Phosphorus (P) is a vital nutrient for plant growth and food production. Excessive amounts of P fertilizers to a greater extent of crop P offtake are inevitably applied due to low utilization efficiency, causing environmental pollution. This study aimed to evaluate biochar-based fertilizers (BBFs) produced by co-pyrolyzing algae (A) and hazelnut shell (H) biomasses with triple superphosphate (TSP) at a ratio of 4:1 (w/w). The potential of the slow-release performance of BBFs was studied during kinetics experiments. The co-pyrolysis of biomasses with TSP yielded BBFs with significantly different properties, including electrical conductivity, pH, elemental ratios, functional groups, specific surface area and pore size characteristics.

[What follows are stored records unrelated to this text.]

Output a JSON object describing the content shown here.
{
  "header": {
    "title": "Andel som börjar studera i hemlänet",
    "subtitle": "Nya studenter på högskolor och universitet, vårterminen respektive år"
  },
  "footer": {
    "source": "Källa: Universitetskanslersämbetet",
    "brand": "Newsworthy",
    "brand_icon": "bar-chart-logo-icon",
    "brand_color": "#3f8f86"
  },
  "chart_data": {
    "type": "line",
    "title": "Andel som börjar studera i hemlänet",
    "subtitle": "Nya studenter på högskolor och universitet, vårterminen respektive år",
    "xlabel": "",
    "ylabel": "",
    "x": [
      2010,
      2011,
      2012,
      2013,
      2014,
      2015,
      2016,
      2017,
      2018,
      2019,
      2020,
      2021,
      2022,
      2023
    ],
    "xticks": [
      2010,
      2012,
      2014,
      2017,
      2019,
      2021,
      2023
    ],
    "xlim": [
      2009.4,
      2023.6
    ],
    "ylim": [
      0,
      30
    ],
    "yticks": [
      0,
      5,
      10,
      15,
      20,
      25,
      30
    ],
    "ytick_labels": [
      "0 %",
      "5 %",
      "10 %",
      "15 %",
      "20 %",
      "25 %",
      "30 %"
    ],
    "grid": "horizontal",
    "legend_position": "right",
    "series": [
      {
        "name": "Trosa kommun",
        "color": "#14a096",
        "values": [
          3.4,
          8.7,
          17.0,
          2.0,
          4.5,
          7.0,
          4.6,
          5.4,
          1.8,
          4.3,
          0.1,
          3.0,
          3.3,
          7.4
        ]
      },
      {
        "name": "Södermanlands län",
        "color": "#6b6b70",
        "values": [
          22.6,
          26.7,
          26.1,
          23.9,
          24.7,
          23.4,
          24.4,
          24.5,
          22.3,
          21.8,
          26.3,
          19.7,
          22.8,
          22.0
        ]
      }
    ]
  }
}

Phosphorus release from all biochars and BBFs followed the Elovich model, except for TSP and H+TSP. Kinetic studies revealed prolonged P-release times and slower release rates for BBFs compared to conventional TSP. So that, TSP released 100% of the total P, whereas H+TSP and A+TSP biochars released only 3.14% and 5.14% of the total P, respectively, during a 240-hour experiment. The slow-release performance of BBFs suggests their potential as promising alternatives to conventional phosphate fertilizers. BBFs have the potential to enhance P utilization efficiency, increase crop yield and mitigate the environmental impact of P fertilizer runoff.